Solo logró dar tres pasos después de salir del coche, antes de que su madre cruzara el garaje a grandes zancadas, abriéndole el abrigo para mirar la camisa manchada de sangre.
—No es mía —dijo Radia primero.
—¡Ese no es el punto!
—Laurel Mallarc miró fijamente a su hijo antes incluso de desearle feliz cumpleaños.
Pero su hijo tampoco parecía feliz; los ojos carmesí que siempre estaban vivos y centelleando con planes parecían estar muriendo.
Frunció el ceño y acarició las mejillas de su hijo—.
Entonces, ¿de quién es la sangre?
Radia no respondió; no porque no quisiera, sino porque no podía.
En el momento en que separó los labios, temblaban, y descubrió que no podía pronunciar ni una sola palabra sin que sus lágrimas amenazaran con caer al suelo.
—Oh, cariño —Laurel atrajo a su hijo a un abrazo, dando palmaditas en la espalda que no había tocado durante casi un año.
Sabía que algo andaba mal con él cuando hablaron por teléfono antes, pero no sabía que sería hasta ese punto.
Ella conocía a su hijo.
Sabía qué tan fuerte era Radia, cuán imperturbable era, a pesar de rara vez conocer la adversidad en la vida.
Lo sabía porque ella fue quien le enseñó; cómo ser confiable, cómo ser responsable.
Estuvo allí cuando su esposo enseñó a su hijo qué significaba cargar con las vidas de miles, millones de personas; y qué tipo de fuerza debía tener para soportarlo.
Y Radia no tuvo problema en tomar esas lecciones, y todo lo que su abuela le enseñó después, incluyendo cómo ocultar sus emociones reales y mantener la cabeza fría en todo momento.
Hubo una vez, sin embargo, cuando Radia se derrumbó.
Lo recordaba claramente, porque después de eso, Radia vino a ellos diciendo que dejaría de ser un esper activo y solo se ocuparía del negocio familiar.
Y ella, como madre, sabía lo que era un corazón roto en su hijo.
—¿Es esa persona?
—preguntó, acariciando el cabello rojo—.
¿La que aún amas?
Radia nunca le dijo quién era esa persona, y ella nunca le preguntó, ya que era su derecho mantener lo que quisiera mantener.
Pero conocía bastante a su hijo como para hacer una suposición.

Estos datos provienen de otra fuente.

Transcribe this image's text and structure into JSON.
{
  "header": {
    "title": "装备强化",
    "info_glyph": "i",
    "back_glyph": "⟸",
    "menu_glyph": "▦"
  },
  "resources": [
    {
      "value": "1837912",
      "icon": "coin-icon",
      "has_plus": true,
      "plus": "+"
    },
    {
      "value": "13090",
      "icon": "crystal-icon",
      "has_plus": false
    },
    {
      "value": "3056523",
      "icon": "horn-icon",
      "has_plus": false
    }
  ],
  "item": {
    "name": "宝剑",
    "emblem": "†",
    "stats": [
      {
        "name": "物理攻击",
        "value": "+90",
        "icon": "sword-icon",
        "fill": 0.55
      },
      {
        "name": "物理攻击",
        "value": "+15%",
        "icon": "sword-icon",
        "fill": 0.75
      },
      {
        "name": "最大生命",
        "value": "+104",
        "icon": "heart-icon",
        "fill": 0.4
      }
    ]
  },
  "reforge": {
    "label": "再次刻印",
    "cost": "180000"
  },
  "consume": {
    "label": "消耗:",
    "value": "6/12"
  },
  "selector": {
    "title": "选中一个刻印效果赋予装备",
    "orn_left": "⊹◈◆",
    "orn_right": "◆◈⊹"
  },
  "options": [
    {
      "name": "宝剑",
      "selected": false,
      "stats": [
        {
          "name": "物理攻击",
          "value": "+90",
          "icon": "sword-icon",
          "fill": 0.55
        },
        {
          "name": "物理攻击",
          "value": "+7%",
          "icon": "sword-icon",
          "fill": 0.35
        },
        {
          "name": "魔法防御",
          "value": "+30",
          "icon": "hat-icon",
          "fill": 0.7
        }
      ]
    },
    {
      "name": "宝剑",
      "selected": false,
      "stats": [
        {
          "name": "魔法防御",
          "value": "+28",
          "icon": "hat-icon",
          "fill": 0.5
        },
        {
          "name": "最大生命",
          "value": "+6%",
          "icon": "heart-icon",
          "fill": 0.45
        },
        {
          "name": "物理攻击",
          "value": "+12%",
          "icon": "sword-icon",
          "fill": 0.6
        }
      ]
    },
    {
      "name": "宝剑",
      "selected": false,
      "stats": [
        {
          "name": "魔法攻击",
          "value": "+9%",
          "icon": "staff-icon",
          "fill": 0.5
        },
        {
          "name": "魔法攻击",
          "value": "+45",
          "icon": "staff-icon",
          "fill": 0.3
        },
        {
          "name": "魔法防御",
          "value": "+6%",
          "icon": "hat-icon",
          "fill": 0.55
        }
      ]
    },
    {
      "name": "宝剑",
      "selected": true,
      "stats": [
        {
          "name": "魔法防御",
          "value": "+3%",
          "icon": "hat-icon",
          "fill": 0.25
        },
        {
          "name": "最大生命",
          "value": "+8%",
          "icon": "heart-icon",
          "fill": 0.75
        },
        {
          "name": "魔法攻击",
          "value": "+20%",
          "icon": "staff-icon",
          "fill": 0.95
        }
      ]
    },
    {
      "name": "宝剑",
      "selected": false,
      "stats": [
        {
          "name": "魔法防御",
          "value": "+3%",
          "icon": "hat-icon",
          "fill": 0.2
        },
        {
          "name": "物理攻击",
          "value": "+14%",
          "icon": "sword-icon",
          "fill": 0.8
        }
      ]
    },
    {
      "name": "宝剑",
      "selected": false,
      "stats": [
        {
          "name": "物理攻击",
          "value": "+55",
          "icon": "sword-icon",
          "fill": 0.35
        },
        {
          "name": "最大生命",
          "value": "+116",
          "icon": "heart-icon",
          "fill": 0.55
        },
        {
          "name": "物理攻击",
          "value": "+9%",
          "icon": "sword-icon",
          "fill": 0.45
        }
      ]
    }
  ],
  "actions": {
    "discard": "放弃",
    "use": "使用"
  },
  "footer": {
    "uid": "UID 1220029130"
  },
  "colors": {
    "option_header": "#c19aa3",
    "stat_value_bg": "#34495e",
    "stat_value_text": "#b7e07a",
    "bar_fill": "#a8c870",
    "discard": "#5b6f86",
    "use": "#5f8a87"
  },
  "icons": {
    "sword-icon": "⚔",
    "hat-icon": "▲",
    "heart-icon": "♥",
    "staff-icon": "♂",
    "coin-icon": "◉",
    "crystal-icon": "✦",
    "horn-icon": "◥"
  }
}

Miró la cara de Radia, acariciando las cejas anudadas que le dijeron que tenía razón—.
Cariño…
—Radia
Giró la cabeza ligeramente ante el sonido reconfortante de la voz de su esposo.
Radia también, al escuchar la voz de su padre, levantó la cabeza justo a tiempo con una palma gentil en el lado de su rostro.
—¿Te gustaría sentarte y hablar con nosotros?
La mano era fuerte y cálida, justo como la recordaba toda su vida, la mano que le daba palmaditas en la cabeza y acariciaba su espalda cuando era un niño.
Y por un momento, se sintió como un niño; se permitió sentirse como un niño.
—Sí —susurró, apoyando su cabeza en el hombro de su padre como apoyo—.
Sí, me gustaría.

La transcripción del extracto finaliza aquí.